Like most other businesses, ABACORP has had to deal with price increases from its suppliers of late. However, the company has generally been able to acquire the materials it needs to meet customer deadlines without too much trouble. Frankel’s outlook on the future is positive, with continued growth and expansion for the business. They have continued to hire more people and add more robotic equipment to keep up with demand.

The company relies on its reputation for quality work and on-time delivery to bring in new customers and to keep existing customers coming back. Word-of-mouth and trade show contacts are the primary focus of new sales efforts rather than a dedicated sales force. “We are going to be heading to some manufacturing trade shows to see what’s new and who‘s created what out there,” Frankel says. “We want to see what the latest and greatest is, and how we can help.”

The excellence and high quality that Frankel demands of her staff extends to those providing outside services. She says, “Our team of suppliers works really closely with us. They understand our needs, they understand our vision, and they have to be committed to us from day one. The minute we see that start to falter, we start looking, and we let them know. If I’m making these guarantees to my clients, then you have to make them to me.”
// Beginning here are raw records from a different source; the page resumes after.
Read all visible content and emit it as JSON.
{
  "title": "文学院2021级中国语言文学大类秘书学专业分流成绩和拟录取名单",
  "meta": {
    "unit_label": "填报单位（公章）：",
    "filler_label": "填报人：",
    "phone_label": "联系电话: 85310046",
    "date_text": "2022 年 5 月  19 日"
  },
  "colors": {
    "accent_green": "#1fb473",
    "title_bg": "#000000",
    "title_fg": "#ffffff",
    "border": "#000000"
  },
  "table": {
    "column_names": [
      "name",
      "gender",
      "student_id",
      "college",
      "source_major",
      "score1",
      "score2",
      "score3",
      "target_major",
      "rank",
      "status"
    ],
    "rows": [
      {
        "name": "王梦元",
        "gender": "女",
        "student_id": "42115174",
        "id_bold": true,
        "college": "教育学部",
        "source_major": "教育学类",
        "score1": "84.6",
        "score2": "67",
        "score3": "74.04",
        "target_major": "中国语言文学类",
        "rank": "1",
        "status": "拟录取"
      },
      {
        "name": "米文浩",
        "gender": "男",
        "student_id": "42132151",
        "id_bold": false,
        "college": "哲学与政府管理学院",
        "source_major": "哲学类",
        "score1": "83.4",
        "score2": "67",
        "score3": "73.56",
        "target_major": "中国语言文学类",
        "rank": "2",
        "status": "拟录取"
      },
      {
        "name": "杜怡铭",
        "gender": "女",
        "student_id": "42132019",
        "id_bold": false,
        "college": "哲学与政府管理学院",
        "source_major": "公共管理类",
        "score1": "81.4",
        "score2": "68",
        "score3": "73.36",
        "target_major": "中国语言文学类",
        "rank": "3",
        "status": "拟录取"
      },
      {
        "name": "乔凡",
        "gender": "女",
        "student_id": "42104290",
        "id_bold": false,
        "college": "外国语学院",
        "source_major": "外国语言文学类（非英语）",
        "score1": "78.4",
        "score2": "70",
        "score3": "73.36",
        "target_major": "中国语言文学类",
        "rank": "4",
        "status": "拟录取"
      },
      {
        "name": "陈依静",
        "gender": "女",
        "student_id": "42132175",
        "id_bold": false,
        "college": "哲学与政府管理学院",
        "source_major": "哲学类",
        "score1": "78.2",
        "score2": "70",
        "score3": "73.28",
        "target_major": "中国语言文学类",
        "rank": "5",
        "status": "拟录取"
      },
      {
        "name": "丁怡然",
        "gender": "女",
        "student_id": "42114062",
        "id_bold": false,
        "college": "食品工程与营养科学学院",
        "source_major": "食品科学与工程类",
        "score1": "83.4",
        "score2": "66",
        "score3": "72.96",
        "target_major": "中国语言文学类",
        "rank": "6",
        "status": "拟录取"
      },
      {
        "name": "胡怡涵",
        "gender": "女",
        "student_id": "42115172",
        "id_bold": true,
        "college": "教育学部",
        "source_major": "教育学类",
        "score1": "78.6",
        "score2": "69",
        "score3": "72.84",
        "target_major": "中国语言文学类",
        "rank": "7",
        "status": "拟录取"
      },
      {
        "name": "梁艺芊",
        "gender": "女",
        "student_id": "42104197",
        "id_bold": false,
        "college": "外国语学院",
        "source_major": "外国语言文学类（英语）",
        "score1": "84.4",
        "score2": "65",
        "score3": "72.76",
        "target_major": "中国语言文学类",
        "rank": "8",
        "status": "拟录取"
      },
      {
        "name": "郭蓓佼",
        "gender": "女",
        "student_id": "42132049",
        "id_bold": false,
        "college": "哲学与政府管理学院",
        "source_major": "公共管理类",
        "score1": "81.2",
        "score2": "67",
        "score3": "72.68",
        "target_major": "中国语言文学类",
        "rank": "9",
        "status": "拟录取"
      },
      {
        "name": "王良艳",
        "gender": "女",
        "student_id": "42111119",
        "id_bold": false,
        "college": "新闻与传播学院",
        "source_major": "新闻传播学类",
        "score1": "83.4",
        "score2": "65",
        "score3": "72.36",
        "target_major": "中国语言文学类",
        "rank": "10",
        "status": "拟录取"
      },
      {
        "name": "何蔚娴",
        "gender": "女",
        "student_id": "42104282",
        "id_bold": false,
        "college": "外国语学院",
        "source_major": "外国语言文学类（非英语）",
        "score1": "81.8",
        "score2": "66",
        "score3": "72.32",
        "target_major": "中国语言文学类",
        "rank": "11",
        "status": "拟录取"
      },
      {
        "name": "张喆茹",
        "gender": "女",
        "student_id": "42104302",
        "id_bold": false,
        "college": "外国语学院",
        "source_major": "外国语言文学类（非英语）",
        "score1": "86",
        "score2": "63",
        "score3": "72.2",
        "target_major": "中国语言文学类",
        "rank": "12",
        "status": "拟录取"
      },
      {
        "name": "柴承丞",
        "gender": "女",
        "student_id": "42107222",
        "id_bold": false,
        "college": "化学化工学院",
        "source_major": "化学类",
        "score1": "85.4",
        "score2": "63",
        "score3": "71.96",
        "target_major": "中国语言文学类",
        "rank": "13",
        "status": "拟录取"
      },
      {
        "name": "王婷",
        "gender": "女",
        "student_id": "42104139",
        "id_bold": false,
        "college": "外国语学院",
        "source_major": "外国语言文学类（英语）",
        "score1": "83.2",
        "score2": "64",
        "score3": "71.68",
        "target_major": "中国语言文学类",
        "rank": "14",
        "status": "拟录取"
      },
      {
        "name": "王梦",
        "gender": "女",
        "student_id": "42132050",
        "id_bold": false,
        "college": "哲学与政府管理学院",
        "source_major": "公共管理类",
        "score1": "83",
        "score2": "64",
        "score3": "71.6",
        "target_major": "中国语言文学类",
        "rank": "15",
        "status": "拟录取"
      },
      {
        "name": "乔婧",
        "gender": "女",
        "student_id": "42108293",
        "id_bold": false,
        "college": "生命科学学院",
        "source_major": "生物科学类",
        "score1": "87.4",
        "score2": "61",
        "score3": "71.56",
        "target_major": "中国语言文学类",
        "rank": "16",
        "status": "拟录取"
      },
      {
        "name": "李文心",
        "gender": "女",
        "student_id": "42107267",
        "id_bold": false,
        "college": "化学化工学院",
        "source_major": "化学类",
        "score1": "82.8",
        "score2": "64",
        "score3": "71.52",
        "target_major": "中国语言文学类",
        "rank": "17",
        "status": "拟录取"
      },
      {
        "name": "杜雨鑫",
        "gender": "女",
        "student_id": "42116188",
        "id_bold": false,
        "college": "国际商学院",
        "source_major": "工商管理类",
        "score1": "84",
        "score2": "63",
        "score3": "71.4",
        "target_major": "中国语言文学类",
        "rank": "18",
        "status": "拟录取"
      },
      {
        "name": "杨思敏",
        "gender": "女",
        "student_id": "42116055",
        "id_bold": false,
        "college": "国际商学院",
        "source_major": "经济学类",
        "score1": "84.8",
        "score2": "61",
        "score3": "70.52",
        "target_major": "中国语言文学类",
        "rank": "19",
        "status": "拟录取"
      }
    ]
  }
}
Challenges: “Talent is definitely a challenge,” says Frankel. “It really is a struggle. I don’t know what that looks like going forward. I am trying to get on top of a couple of groups of training organizations that are working in that aspect of things. I’d love to be able to target more veterans and more college students. I feel that because of COVID, everybody has kind of lost momentum in the college area, so we’re looking at that.”

Opportunities: ABACORP recently applied for a firearms license that will allow them to make and assemble components geared toward use by local police and peace officers rather than for public sale. “As far as our expansion, I really want to focus on the firearms area,” Frankel says. “I think that’s really going to be advantageous for us. We’ve got some really great ideas moving forward that we’d like to see. We don’t have any of our own products, so we have to figure out how to tackle that market.”

The company may also expand further into the automotive market. “We’re really good at making aftermarket automotive parts,” Frankel adds, “and we really enjoy that.”

Needs: To continue to find and develop a workforce able to generate the quality and consistency necessary to satisfy their customers’ needs.